— Вот за это самое! — не нашла слов Наденька, бросила рессору и ушла в душевую, переодеваться.
Видеть она Гришу больше не могла.
* * *
Жили Потеряевы на площади, где сходятся маршруты и стоит вечная толкотня. Дом, выложенный розовыми плитками, в пять рядовых этажей, с плоской, будто подрубленной крышей, фасадом выходил на площадь и казался усеченным в сравнении с девяти- и четырнадцатиэтажными секциями поздней застройки, вставшими на окраинах. Слухи про их улучшенную планировку, лоджии и прочие удобства наводили Потеряевых на мысли об обмене. Соседи долго не думали: разъезжались, кто куда, расширяясь в метраже, комбинируя и компенсируя, по закону или на свой страх и риск. Потеряевы тоже сунулись было в обменный пункт, но поняли, что желающих меняться на их смежную площадь с совмещенным санузлом не найти.
— Пусть им будет хуже! — обиделся Потеряев. — Ужо поглядим… Проситься станут, да мы не захотим?
Смежные комнаты и совмещенный санузел не находка. Но руки у Сергея Потеряева были под стать новой планировке. Он вышел на площадь и сел в трамвай, потом в другой, благо они под рукой, бегать не надо. Вернулся поздно, но не с пустыми руками. Кое-какие материалы сунул под кровать, не захламляя кладовку — насчет ее у хозяина были другие планы. За одну осень две смежные комнаты стали раздельными, а одна полусмежной. Через полгода санузел раздвоился тем же способом, в компенсацию кладовки Потеряев навесил антресоли, соорудил по углам встроенные шкафы, на балконе выставил утепленный ларь под картошку и квашеную капусту, навесил ящички для рассады. Канделябры, светильники, аквариумы, клетка с попугайчиками, живые уголки с ползучей традесканцией, скрытые радиоточки и музыка неизвестно откуда. Отрываться от жизни Потеряев не любил и слушал передачи даже в ванной, отпаривая кости после смены на студеном ветру и морозе.

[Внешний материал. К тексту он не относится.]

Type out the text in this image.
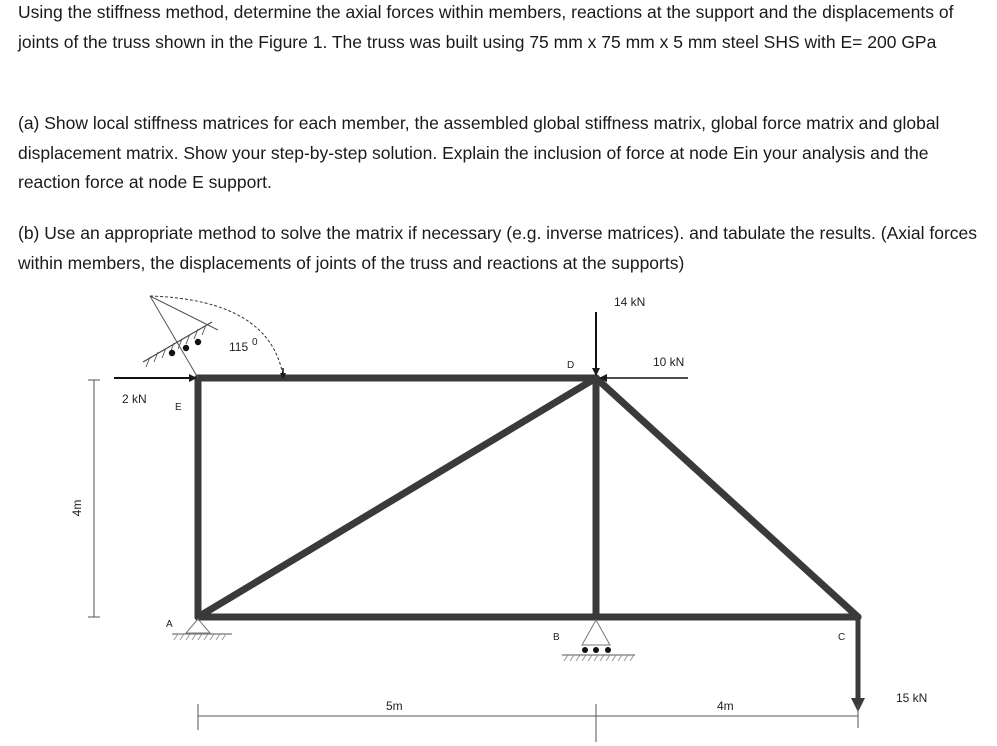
Using the stiffness method, determine the axial forces within members, reactions at the support and the displacements of joints of the truss shown in the Figure 1. The truss was built using 75 mm x 75 mm x 5 mm steel SHS with E= 200 GPa

(a) Show local stiffness matrices for each member, the assembled global stiffness matrix, global force matrix and global displacement matrix. Show your step-by-step solution. Explain the inclusion of force at node Ein your analysis and the reaction force at node E support.

(b) Use an appropriate method to solve the matrix if necessary (e.g. inverse matrices). and tabulate the results. (Axial forces within members, the displacements of joints of the truss and reactions at the supports)

115 0
14 kN
10 kN
2 kN
15 kN
E
A
B	C
D
4m
5m	4m
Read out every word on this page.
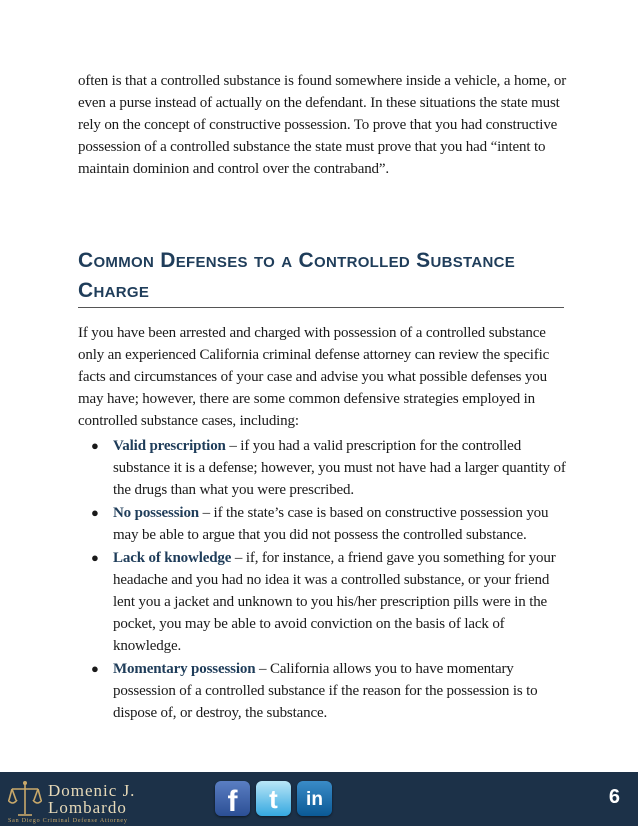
often is that a controlled substance is found somewhere inside a vehicle, a home, or even a purse instead of actually on the defendant. In these situations the state must rely on the concept of constructive possession. To prove that you had constructive possession of a controlled substance the state must prove that you had “intent to maintain dominion and control over the contraband”.

Common Defenses to a Controlled Substance Charge

If you have been arrested and charged with possession of a controlled substance only an experienced California criminal defense attorney can review the specific facts and circumstances of your case and advise you what possible defenses you may have; however, there are some common defensive strategies employed in controlled substance cases, including:

● Valid prescription – if you had a valid prescription for the controlled substance it is a defense; however, you must not have had a larger quantity of the drugs than what you were prescribed.
● No possession – if the state’s case is based on constructive possession you may be able to argue that you did not possess the controlled substance.
● Lack of knowledge – if, for instance, a friend gave you something for your headache and you had no idea it was a controlled substance, or your friend lent you a jacket and unknown to you his/her prescription pills were in the pocket, you may be able to avoid conviction on the basis of lack of knowledge.
● Momentary possession – California allows you to have momentary possession of a controlled substance if the reason for the possession is to dispose of, or destroy, the substance.
Domenic J.
Lombardo
San Diego Criminal Defense Attorney
f	t	in	6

Про переезд на новые места с улучшенной планировкой жена теперь и слышать не хотела, жаль было расставаться с райским местом. Тем более, что Потеряев инструмент в долгий ящик не складывал и собирался переделать большую комнату в два уровня, приподняв пол в одной половине на полметра и соорудив ступени и резные перильца, а также камин по старым чертежам, с электроподогревом. Поделочный камень Потеряев собирал на свалке — плитки мрамора, полированного гранита, яшмы, отходы с ювелирной фабрики. Камней было много, цветных, с природными узорами, названий минералов Потеряев не знал, и собирался на досуге поискать в книгах профсоюзной библиотеки. А пока что складывал камень на балконе, набираясь сил и решимости для непривычной работы…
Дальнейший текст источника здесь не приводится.